Y para no perder la costumbre, también hubo un capítulo de nombramientos cuestionables. Juliana Guerrero, de 23 años y sin experiencia, fue postulada como viceministra de Juventudes con títulos académicos que terminaron anulados por irregularidades en su expedición; hoy enfrenta un proceso por fraude procesal y falsedad en documento público. Pero esto no cerró ahí: la Fiscalía acaba de abrir una nueva investigación contra ella y su hermana, Verónica Guerrero, por presuntamente liderar una red de tráfico de influencias que habría operado desde 2024, cobrando a empresarios 1 millón de pesos por una primera cita, 200 millones de pesos de anticipo por cada gestión y una comisión del 10% sobre el valor de los contratos prometidos ante ministerios como el de Interior, Vivienda, Igualdad, Ambiente y Defensa. Varios de esos empresarios aseguran haber entregado más de 600 millones de pesos sin obtener nada a cambio. Como raro, Petro salió a respaldarla diciendo que "pudo ser una gran dirigente juvenil transformadora", y le pidió a ella y a su hermana denunciar a quienes intentaron corromperlas, una muestra de alcahuetería y tolerancia con la corrupción de su círculo. El entonces MinInterior, Armando Benedetti, no se queda atrás: está acusado de tráfico de influencias por la adjudicación de un contrato en Fonade, investigado por presiones indebidas sobre Electricaribe y EMSA, y señalado en el escándalo de Papá Pitufo por 500 millones de pesos que habrían entrado a la campaña presidencial. A eso se suma un préstamo de 3.000 millones de pesos del empresario Euclides Torres para la compra de un apartamento de lujo, hecho que llevó a la Corte Suprema a allanar su vivienda por un presunto enriquecimiento ilícito. El discurso de la meritocracia y la moral pública terminó, en la práctica, premiando exactamente lo contrario.
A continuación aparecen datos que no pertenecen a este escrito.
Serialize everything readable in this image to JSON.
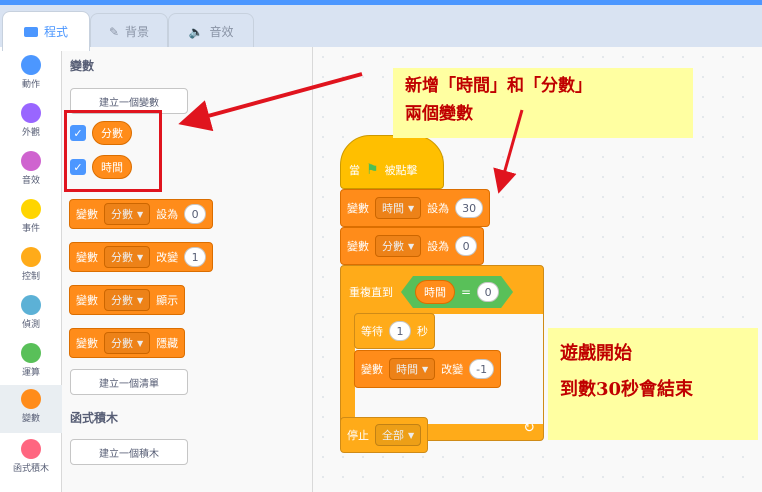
{
  "tabs": [
    {
      "label": "程式",
      "icon": "code-icon",
      "active": true
    },
    {
      "label": "背景",
      "icon": "paintbrush-icon",
      "active": false
    },
    {
      "label": "音效",
      "icon": "speaker-icon",
      "active": false
    }
  ],
  "categories": [
    {
      "label": "動作",
      "color": "#4c97ff"
    },
    {
      "label": "外觀",
      "color": "#9966ff"
    },
    {
      "label": "音效",
      "color": "#cf63cf"
    },
    {
      "label": "事件",
      "color": "#ffd500"
    },
    {
      "label": "控制",
      "color": "#ffab19"
    },
    {
      "label": "偵測",
      "color": "#5cb1d6"
    },
    {
      "label": "運算",
      "color": "#59c059"
    },
    {
      "label": "變數",
      "color": "#ff8c1a"
    },
    {
      "label": "函式積木",
      "color": "#ff6680"
    }
  ],
  "palette": {
    "variables_title": "變數",
    "make_variable": "建立一個變數",
    "var1": "分數",
    "var2": "時間",
    "set_block": {
      "prefix": "變數",
      "var": "分數",
      "action": "設為",
      "value": "0"
    },
    "change_block": {
      "prefix": "變數",
      "var": "分數",
      "action": "改變",
      "value": "1"
    },
    "show_block": {
      "prefix": "變數",
      "var": "分數",
      "action": "顯示"
    },
    "hide_block": {
      "prefix": "變數",
      "var": "分數",
      "action": "隱藏"
    },
    "make_list": "建立一個清單",
    "my_blocks_title": "函式積木",
    "make_block": "建立一個積木"
  },
  "script": {
    "hat": {
      "prefix": "當",
      "suffix": "被點擊"
    },
    "set_time": {
      "prefix": "變數",
      "var": "時間",
      "action": "設為",
      "value": "30"
    },
    "set_score": {
      "prefix": "變數",
      "var": "分數",
      "action": "設為",
      "value": "0"
    },
    "repeat_until": {
      "label": "重複直到",
      "var": "時間",
      "op": "=",
      "value": "0"
    },
    "wait": {
      "label": "等待",
      "value": "1",
      "unit": "秒"
    },
    "change_time": {
      "prefix": "變數",
      "var": "時間",
      "action": "改變",
      "value": "-1"
    },
    "stop": {
      "label": "停止",
      "option": "全部"
    }
  },
  "notes": {
    "top_line1": "新增「時間」和「分數」",
    "top_line2": "兩個變數",
    "bottom_line1": "遊戲開始",
    "bottom_line2": "到數30秒會結束"
  },
  "colors": {
    "annotation_red": "#e0141e",
    "variables": "#ff8c1a",
    "control": "#ffab19",
    "events": "#ffbf00",
    "operators": "#59c059"
  }
}
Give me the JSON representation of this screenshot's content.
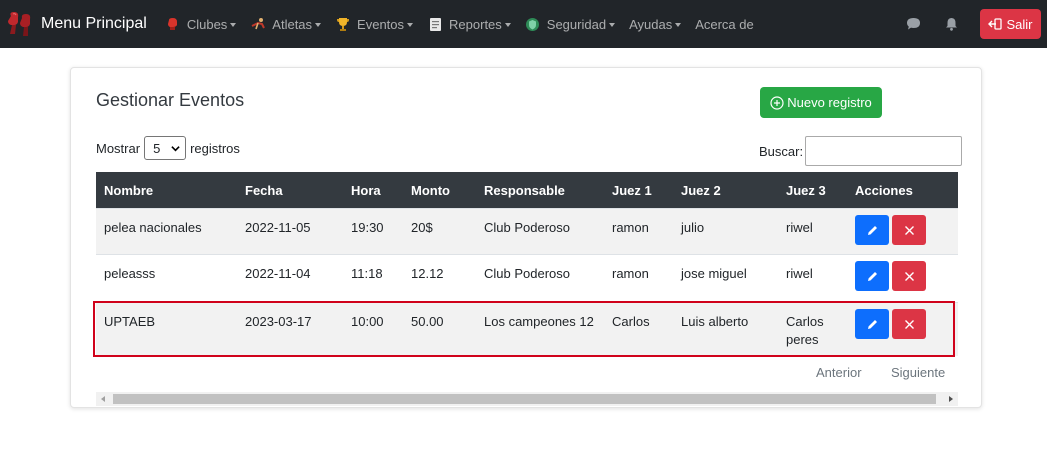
{
  "navbar": {
    "brand": "Menu Principal",
    "items": [
      {
        "label": "Clubes",
        "icon": "boxing-glove-icon"
      },
      {
        "label": "Atletas",
        "icon": "athlete-icon"
      },
      {
        "label": "Eventos",
        "icon": "trophy-icon"
      },
      {
        "label": "Reportes",
        "icon": "report-icon"
      },
      {
        "label": "Seguridad",
        "icon": "shield-icon"
      },
      {
        "label": "Ayudas",
        "icon": ""
      },
      {
        "label": "Acerca de",
        "icon": ""
      }
    ],
    "logout_label": "Salir",
    "colors": {
      "navbar_bg": "#212529",
      "logout_bg": "#dc3545"
    }
  },
  "page": {
    "title": "Gestionar Eventos",
    "new_button": "Nuevo registro",
    "show_label": "Mostrar",
    "show_value": "5",
    "records_label": "registros",
    "search_label": "Buscar:",
    "search_value": ""
  },
  "table": {
    "columns": [
      "Nombre",
      "Fecha",
      "Hora",
      "Monto",
      "Responsable",
      "Juez 1",
      "Juez 2",
      "Juez 3",
      "Acciones"
    ],
    "rows": [
      {
        "nombre": "pelea nacionales",
        "fecha": "2022-11-05",
        "hora": "19:30",
        "monto": "20$",
        "responsable": "Club Poderoso",
        "juez1": "ramon",
        "juez2": "julio",
        "juez3": "riwel"
      },
      {
        "nombre": "peleasss",
        "fecha": "2022-11-04",
        "hora": "11:18",
        "monto": "12.12",
        "responsable": "Club Poderoso",
        "juez1": "ramon",
        "juez2": "jose miguel",
        "juez3": "riwel"
      },
      {
        "nombre": "UPTAEB",
        "fecha": "2023-03-17",
        "hora": "10:00",
        "monto": "50.00",
        "responsable": "Los campeones 12",
        "juez1": "Carlos",
        "juez2": "Luis alberto",
        "juez3": "Carlos peres"
      }
    ],
    "colors": {
      "header_bg": "#343a40",
      "edit_btn": "#0d6efd",
      "delete_btn": "#dc3545",
      "highlight": "#d0021b"
    }
  },
  "pagination": {
    "prev": "Anterior",
    "next": "Siguiente"
  }
}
Nada de esto son hechos sueltos que coincidieron por azar. Es el retrato de un gobierno que llegó jurando que iba a acabar con la politiquería y terminó pareciéndose, punto por punto, a lo que decía combatir. La transición confirma la magnitud del problema: el equipo de Abelardo de la Espriella adelanta una auditoría sobre más de 170 alertas de posibles irregularidades en contratos, compra de tierras y uso de bienes públicos, con al menos 10 casos puestos en conocimiento de la Fiscalía, la Procuraduría y la Contraloría. Buena parte de esa información la están entregando los propios funcionarios salientes. Colombia lamentablemente ya conocía la corrupción en el poder; lo que distingue a este gobierno es haber llegado prometiendo justamente acabar con ella. No lo olvide, y no deje que se lo hagan olvidar.